Ein immer stärker vom Islam geprägtes Europa? Nein, Europa wird trotz aller demographischen Umwälzungen auch weiterhin Vorkämpfer für Geschlechtervielfalt, soziale Gerechtigkeit, Mülltrennung und Veganismus sein. Einige politisch korrekte Gesellschaftingenieure glauben tatsächlich, noch die HerrInnen auf der politischen Kommandobrücke des Schiffes Europa zu sein. Andere bekommen gerade, wie der Zauberlehrling in Goethes Ballade, ein ungutes Gefühl. 

Deshalb wird immer und immer wieder verkündet, es gibt keine Islamisierung, das sind nur die paranoiden Hirngespinste rechter Wirrköpfe und verwirrter Modernisierungsverlierer, die sich in der neuen bunten Multikultiwelt einfach nicht zurechtfinden. Die permanente Wiederholung dieses politisch korrekten Glaubenssatzes dient nicht nur der Volkserziehung, sondern auch als beruhigendes Mantra für die Vorturner und Mitläufer dieser Ideologie.

Eine Erklärung, warum aber ausgerechnet Europa, im Gegensatz zu weiten Teilen Afrikas und Asiens, nicht zunehmend islamischer werden sollte, bleiben uns die politisch korrekten Meinungsführer allerdings schuldig. Vielleicht, weil die europäische Kultur besonders stark und attraktiv für Zuwanderer ist? Vielleicht, weil die Europäer besonders glaubensstarke Menschen sind? Vielleicht, weil unsere Politiker besondere aufrechte und mutige Demokraten sind? Vielleicht, weil Europa eine intelligente und vorausschauende Einwanderungs- und Integrationspolitik betreibt?
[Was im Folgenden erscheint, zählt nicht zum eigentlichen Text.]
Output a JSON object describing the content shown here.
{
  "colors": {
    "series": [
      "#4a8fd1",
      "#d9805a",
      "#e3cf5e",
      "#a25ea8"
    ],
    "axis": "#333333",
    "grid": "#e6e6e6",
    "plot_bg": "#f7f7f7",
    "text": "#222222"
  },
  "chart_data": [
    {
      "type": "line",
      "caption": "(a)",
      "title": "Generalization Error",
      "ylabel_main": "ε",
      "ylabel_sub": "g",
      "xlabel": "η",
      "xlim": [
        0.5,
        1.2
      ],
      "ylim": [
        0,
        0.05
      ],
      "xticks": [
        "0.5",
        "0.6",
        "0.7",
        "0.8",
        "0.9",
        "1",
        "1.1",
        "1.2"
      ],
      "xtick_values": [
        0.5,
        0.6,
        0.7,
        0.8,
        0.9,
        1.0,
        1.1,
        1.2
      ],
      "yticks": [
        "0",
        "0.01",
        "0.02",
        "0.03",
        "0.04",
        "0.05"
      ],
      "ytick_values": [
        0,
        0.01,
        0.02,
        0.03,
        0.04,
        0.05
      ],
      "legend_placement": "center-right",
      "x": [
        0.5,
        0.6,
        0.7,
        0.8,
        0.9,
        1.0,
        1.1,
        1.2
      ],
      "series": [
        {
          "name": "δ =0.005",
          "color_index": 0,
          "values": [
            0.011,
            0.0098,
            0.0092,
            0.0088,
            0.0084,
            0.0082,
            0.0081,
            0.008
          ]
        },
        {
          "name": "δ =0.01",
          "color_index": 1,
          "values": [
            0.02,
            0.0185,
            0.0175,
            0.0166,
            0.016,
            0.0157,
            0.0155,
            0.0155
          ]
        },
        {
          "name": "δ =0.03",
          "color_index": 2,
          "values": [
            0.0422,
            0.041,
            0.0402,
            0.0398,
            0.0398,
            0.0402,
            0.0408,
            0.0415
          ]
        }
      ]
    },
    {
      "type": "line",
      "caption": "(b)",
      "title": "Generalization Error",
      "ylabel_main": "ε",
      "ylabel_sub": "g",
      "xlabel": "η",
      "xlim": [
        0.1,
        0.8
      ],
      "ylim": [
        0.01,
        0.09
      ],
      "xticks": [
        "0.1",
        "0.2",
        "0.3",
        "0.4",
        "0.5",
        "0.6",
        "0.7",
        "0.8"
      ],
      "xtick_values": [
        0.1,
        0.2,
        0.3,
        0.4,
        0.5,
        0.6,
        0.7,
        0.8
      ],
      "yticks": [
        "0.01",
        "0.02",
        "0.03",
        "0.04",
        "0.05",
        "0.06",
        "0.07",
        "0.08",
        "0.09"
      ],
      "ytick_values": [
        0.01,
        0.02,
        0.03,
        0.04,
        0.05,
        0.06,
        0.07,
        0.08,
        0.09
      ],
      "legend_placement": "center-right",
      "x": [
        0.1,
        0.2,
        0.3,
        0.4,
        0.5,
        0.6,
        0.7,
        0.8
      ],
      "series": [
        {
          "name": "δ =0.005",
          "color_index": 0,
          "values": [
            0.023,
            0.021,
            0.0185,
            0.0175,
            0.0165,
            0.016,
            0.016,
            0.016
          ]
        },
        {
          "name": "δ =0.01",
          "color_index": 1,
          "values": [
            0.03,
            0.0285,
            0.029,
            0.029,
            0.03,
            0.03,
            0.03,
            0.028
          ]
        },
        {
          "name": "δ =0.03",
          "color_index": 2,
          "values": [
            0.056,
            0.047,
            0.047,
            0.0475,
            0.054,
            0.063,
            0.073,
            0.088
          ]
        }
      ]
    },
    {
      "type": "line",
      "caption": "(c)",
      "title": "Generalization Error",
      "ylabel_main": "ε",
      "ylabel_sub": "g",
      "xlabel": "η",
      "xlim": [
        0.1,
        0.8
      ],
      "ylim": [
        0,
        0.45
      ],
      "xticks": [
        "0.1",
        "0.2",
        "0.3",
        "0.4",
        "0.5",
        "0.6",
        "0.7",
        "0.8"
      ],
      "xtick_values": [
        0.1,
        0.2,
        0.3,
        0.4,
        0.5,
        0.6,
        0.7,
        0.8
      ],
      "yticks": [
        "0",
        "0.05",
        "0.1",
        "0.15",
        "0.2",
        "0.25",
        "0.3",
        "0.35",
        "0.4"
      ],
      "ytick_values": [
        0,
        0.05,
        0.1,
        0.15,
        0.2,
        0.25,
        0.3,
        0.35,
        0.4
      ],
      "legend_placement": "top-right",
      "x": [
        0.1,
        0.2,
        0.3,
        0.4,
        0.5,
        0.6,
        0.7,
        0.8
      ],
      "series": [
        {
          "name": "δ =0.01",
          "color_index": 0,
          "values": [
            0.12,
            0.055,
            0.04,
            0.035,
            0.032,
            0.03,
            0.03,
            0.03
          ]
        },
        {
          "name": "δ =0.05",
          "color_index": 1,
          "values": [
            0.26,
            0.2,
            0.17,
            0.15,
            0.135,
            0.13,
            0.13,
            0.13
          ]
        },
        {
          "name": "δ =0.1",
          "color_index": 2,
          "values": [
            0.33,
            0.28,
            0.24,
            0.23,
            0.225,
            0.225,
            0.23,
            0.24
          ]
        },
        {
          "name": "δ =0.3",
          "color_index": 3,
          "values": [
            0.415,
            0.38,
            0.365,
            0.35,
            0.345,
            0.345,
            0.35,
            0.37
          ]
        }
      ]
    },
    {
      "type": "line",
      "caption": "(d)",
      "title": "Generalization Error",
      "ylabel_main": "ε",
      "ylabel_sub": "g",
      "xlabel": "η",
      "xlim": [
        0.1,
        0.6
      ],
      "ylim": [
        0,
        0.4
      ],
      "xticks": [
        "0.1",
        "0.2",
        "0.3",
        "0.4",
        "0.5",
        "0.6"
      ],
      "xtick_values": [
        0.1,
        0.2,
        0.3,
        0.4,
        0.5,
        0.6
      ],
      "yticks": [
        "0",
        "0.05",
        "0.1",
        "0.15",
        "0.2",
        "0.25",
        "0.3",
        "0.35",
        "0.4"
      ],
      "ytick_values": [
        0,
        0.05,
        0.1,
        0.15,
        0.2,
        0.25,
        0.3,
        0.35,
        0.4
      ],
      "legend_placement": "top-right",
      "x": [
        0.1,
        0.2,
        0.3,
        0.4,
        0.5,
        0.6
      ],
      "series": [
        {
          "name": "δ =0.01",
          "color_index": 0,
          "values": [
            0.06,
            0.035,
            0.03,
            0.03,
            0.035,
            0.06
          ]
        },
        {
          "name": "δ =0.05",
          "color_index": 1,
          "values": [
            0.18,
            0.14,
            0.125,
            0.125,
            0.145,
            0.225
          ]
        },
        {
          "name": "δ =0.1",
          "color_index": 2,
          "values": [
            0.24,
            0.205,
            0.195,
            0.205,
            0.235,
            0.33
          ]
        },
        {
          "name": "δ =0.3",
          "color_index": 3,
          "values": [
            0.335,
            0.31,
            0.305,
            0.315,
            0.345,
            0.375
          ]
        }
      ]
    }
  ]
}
Scherz beiseite.

Die islamische Religion/Ideologie verändert Europa, seine Kultur, seine Gesellschaften, seine Werte. Und zwar sehr viel tiefgreifender, als es sich jene, die durch ihre Politik, ihr Wahlverhalten und ihr Engagement diese Entwicklung gefördert und vorangetrieben haben, vorstellen können oder wollen. Langsam wäre es an der Zeit, die Augen zu öffnen und sich der Realität zu stellen.

Werner Reichel ist Journalist und Autor aus Wien. Kürzlich sind seine neuen Bücher „Die Feinde der Freiheit“ und „Das Phänomen Conchita Wurst: Ein Hype und seine politischen Dimensionen“ erschienen.